Seems like a great plan of attack to me!

I also started thinking about changing encryption using a fast modern method that has some stuff built-in (signature, iv appended?) and is easier to implement (to match between platforms)

Would be on board with this but wondering how it would rank in terms of priorities once major clients are compatible and there is reasonable documentation to go off of (I know, I know, not cleaning up messes is bad! But it's far from the only one...).

ggalmazor commented 5 years ago

I just wanted to ask for confirmation that this filename is indeed flexible.

On paper, it should be, but let's be really sure. I'll test this and come back with results.

MartijnR commented 5 years ago

Would be on board with this but wondering how it would rank in terms of priorities once major clients are compatible and there is reasonable documentation to go off of

Yes, true. We should probably wait for a trigger to do this. The 2 triggers that may come up in the future:

  1. When current encryption is not deemed safe enough any more. I read some comments on avoiding AES/CFB already, but haven't really looked into this.
  2. If performance of current algorithm becomes a problem.
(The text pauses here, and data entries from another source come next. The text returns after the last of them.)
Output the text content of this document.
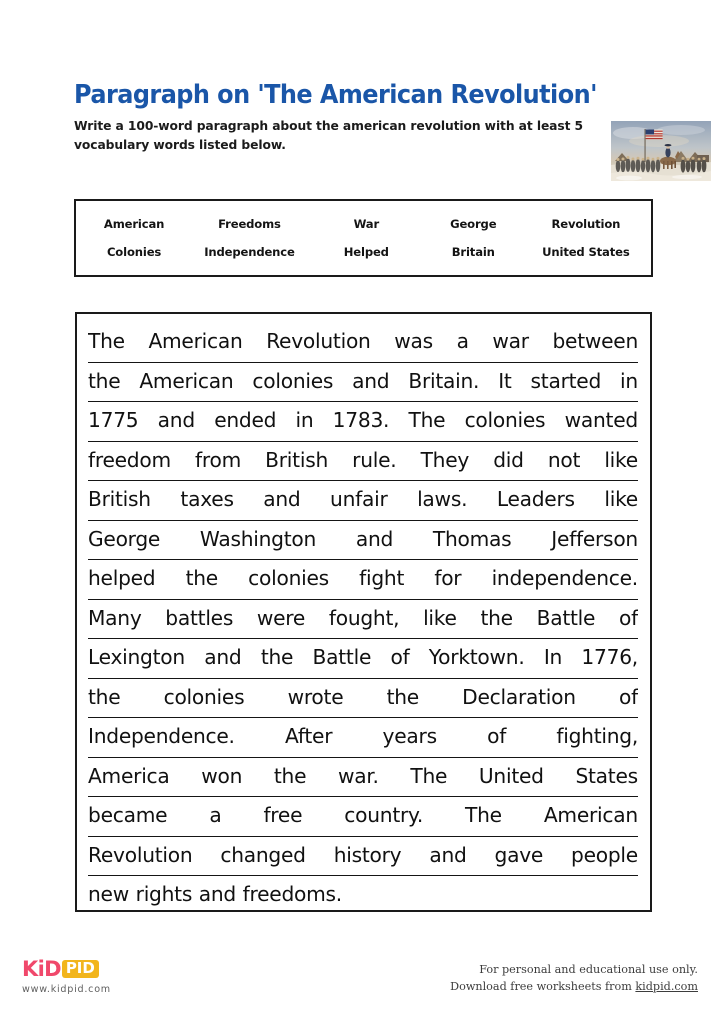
Paragraph on 'The American Revolution'
Write a 100-word paragraph about the american revolution with at least 5 vocabulary words listed below.
American	Freedoms	War	George	Revolution
Colonies	Independence	Helped	Britain	United States
The American Revolution was a war between
the American colonies and Britain. It started in
1775 and ended in 1783. The colonies wanted
freedom from British rule. They did not like
British taxes and unfair laws. Leaders like
George Washington and Thomas Jefferson
helped the colonies fight for independence.
Many battles were fought, like the Battle of
Lexington and the Battle of Yorktown. In 1776,
the colonies wrote the Declaration of
Independence. After years of fighting,
America won the war. The United States
became a free country. The American
Revolution changed history and gave people
new rights and freedoms.
KiD PID
www.kidpid.com
For personal and educational use only.
Download free worksheets from kidpid.com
I know for web clients, Web Crypto would likely be a large factor faster and doesn't support AES/CFB. However, as far as I can see performance is not necessarily a problem except for surveys collecting large media files (on a low-spec device).
ggalmazor commented 5 years ago

I'm back with the results about the .enc file. I've verified that you can have any filename on the encryptedXmlFile node in the manifest submission.xml file.

MartijnR commented 5 years ago

Great. Thanks!

issa-tseng commented 5 years ago

I think I can answer a couple of these questions but only from a general knowledge standpoint; I have no history with this code.
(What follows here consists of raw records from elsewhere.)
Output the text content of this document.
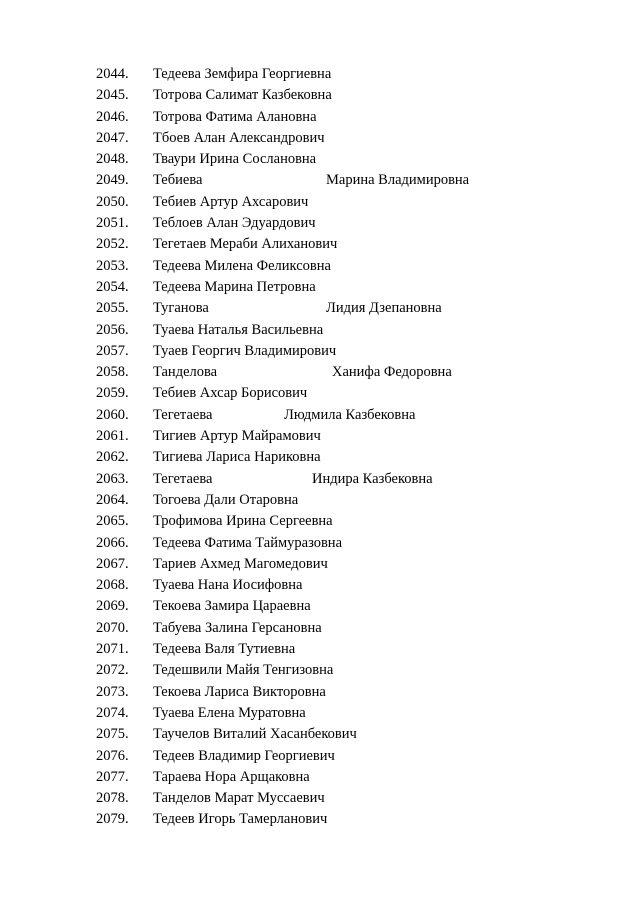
2044. Тедеева Земфира Георгиевна
2045. Тотрова Салимат Казбековна
2046. Тотрова Фатима Алановна
2047. Тбоев Алан Александрович
2048. Тваури Ирина Сослановна
2049. Тебиева	Марина Владимировна
2050. Тебиев Артур Ахсарович
2051. Теблоев Алан Эдуардович
2052. Тегетаев Мераби Алиханович
2053. Тедеева Милена Феликсовна
2054. Тедеева Марина Петровна
2055. Туганова	Лидия Дзепановна
2056. Туаева Наталья Васильевна
2057. Туаев Георгич Владимирович
2058. Танделова	Ханифа Федоровна
2059. Тебиев Ахсар Борисович
2060. Тегетаева	Людмила Казбековна
2061. Тигиев Артур Майрамович
2062. Тигиева Лариса Нариковна
2063. Тегетаева	Индира Казбековна
2064. Тогоева Дали Отаровна
2065. Трофимова Ирина Сергеевна
2066. Тедеева Фатима Таймуразовна
2067. Тариев Ахмед Магомедович
2068. Туаева Нана Иосифовна
2069. Текоева Замира Цараевна
2070. Табуева Залина Герсановна
2071. Тедеева Валя Тутиевна
2072. Тедешвили Майя Тенгизовна
2073. Текоева Лариса Викторовна
2074. Туаева Елена Муратовна
2075. Таучелов Виталий Хасанбекович
2076. Тедеев Владимир Георгиевич
2077. Тараева Нора Арщаковна
2078. Танделов Марат Муссаевич
2079. Тедеев Игорь Тамерланович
  • Why the symmetric key? Why not encrypt everything with the public key and use the private key for decryption? It feels like an extra unnecessary step.

Asymm encryption tends to be very slow and produce somewhat bloated payloads. Most asymm protocols are meant as key-exchange protocols, so the two machines establish pub/priv with each other just to exchange symm keys to use for subsequent communication, and then they proceed with that. So, similar thing with payload encryption, just it's all stuffed into one package. I do something quite similar for ODK Central backups.

  • Why make the decryption process dependant on the order in which files are decrypted?. Because of this, we lose the ability of paralelizing the decryption of files. It feels like an unnecessary restriction.

It's definitely a tradeoff. The main reason you'd want to do it this way is so that you don't have to create n initialization vectors for n files, which just generates more payload and more homework before the correct things can be done. With one continuous stream of binary information, you can just use one IV at the very start of the whole payload and run the whole thing down from there.

issa-tseng commented 5 years ago

In general in terms of overhauling the system and the technologies used.. based on the description above my personal feeling is that yes there are improvements that could be had and some cruft that could be filtered out, but it's not altogether horribly bad or outdated as-is. The use of md5 is the biggest issue I think.

My primary focus and goal is to make the user experience around the technology better (specifically, stop making users generate and manage their own keypairs), and as far as I can tell there's nothing about that protocol that makes this impossible.